登录查看更多内容

Should I Write This Blog or Not ? Let Data Science Decide

Haripriya Dhabalia

Marketing Officer at Raman & Weil

发布日期: 2020年10月19日

+ 关注

An introduction to the Decision Tree - Classification Machine Learning Algorithm

Easy to grasp, right? For those wondering, yes I am sipping tea as I write this post

What is a Decision Tree?

Decision Tree is a supervised machine learning algorithm which is a flow chart like structure. It is an upside down tree. It plays an effective role in uncovering new trends in healthcare organization, identifying relationship and predicting new data models. It is used for both classification and regression problems. This tool has proved to be more convenient to assist physicians in detecting the diseases by obtaining knowledge and information regarding the disease from patient’s data.

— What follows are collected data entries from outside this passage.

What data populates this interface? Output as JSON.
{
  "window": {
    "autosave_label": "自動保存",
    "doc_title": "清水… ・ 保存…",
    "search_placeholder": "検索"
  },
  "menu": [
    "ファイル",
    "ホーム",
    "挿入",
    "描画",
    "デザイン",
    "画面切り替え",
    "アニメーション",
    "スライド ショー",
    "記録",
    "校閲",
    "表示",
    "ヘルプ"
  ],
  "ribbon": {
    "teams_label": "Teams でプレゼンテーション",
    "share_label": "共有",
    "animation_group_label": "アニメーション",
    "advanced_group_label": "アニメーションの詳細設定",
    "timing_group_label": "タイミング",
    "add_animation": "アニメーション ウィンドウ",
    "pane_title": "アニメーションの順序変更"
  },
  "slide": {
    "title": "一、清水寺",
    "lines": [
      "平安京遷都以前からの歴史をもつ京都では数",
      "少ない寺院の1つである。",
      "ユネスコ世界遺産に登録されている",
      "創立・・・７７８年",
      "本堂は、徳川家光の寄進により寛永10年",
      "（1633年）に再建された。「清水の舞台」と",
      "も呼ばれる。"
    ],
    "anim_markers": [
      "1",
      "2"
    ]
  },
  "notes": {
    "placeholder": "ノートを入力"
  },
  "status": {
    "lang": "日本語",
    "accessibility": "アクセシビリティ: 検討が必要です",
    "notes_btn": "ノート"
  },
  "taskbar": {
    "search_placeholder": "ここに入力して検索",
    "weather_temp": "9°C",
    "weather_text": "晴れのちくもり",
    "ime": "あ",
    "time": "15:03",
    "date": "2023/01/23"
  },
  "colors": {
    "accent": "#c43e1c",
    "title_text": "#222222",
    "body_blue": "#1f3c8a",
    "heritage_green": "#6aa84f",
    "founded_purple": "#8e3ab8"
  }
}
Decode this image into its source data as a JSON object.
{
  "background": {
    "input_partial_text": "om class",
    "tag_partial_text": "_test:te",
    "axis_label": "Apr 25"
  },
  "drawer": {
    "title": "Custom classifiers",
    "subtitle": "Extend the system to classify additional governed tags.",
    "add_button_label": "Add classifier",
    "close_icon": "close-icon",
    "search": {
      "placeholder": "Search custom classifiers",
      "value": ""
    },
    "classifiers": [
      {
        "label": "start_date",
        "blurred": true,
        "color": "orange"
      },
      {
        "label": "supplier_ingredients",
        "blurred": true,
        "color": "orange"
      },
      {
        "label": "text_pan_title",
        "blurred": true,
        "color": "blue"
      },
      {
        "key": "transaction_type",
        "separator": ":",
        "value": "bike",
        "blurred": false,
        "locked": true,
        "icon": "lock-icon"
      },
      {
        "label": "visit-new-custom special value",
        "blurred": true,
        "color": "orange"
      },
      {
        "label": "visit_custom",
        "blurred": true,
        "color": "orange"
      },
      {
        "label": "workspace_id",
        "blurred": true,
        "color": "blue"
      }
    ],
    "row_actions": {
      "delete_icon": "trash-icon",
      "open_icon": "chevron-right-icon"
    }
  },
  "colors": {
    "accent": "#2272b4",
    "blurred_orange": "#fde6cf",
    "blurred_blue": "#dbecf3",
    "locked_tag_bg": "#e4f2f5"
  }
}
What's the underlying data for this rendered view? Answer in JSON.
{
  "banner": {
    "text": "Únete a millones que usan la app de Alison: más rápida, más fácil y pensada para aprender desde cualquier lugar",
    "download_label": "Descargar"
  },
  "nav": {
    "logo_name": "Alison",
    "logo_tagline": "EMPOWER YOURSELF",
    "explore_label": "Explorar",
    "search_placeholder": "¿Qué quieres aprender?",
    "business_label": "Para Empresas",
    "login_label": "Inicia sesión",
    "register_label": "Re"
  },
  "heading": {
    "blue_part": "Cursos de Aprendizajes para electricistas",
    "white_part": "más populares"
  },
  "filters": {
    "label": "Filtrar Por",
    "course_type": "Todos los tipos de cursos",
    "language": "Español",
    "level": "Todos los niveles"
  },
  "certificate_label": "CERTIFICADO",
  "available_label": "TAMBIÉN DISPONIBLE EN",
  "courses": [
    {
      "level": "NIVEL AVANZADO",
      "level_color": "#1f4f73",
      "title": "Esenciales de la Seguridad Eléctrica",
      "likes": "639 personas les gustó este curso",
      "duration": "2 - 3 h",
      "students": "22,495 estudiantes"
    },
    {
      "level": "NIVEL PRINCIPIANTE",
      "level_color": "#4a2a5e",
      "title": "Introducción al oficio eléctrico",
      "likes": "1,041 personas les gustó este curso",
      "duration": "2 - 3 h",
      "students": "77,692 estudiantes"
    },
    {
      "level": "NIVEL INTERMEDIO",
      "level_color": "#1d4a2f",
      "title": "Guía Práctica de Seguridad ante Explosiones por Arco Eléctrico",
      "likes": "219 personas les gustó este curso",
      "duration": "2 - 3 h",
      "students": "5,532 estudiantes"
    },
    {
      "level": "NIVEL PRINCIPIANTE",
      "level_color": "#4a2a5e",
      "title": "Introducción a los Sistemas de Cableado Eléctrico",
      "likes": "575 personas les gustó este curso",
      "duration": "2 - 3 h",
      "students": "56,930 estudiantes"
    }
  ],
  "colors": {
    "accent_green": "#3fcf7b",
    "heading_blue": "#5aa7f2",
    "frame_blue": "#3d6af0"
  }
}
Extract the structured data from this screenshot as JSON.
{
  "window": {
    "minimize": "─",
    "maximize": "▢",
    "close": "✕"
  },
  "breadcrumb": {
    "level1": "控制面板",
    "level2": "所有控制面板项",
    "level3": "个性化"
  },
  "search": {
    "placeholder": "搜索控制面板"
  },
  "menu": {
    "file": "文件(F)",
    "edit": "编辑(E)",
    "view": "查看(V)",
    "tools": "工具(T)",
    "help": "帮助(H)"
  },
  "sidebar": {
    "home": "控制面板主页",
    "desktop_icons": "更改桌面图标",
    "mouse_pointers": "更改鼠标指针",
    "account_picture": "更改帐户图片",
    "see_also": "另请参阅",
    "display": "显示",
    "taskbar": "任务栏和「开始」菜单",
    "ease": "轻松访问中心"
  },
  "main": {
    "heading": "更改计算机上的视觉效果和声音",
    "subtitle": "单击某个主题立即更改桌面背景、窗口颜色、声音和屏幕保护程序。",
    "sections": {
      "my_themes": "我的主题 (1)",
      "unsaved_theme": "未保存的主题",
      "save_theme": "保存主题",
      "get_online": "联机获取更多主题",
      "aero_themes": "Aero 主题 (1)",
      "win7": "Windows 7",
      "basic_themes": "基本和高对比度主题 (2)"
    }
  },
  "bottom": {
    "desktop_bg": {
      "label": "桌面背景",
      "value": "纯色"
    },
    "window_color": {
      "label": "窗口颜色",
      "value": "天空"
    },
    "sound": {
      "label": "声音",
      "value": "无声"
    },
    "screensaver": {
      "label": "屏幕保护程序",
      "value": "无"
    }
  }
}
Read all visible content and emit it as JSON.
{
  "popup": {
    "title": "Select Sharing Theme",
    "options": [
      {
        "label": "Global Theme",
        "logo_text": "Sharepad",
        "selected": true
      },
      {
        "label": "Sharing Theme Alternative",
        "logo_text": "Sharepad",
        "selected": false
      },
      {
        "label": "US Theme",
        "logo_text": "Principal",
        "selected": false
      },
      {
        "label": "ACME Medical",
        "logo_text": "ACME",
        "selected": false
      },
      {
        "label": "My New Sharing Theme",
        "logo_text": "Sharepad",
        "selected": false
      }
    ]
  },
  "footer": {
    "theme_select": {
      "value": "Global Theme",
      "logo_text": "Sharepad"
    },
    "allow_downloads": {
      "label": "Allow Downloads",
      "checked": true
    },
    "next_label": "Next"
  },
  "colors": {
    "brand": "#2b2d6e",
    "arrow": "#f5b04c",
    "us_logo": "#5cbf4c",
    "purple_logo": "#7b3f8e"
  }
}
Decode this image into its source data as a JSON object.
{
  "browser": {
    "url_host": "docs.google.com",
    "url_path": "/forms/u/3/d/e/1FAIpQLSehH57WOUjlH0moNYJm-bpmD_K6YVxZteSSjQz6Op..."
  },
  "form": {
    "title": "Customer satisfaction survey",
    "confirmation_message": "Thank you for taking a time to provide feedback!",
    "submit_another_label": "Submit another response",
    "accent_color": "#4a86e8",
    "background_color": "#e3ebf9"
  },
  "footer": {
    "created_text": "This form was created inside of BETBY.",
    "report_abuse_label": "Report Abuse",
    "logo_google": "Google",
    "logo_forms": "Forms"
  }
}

There are several different popular algorithms to build a Decision Tree, but they must include two steps: Constructing a tree and Pruning the tree.

Constructing a tree:

Constructing a decision tree consists of 3 main elements -

Root Node: A root node is the topmost node in a Decision tree.
Leaf Node: A node is a leaf node if both left and right child nodes of it are NULL. The number of leaf nodes in a full binary tree with n nodes is equal to (n+1)/2.
Node: Internal nodes represents test on attribute. Each leaf node consist of labels.

Pruning the decision tree:

It sounds like once the tree is built we are done, but not really. Most of the time, we have to prune the tree to avoid “overfitting”.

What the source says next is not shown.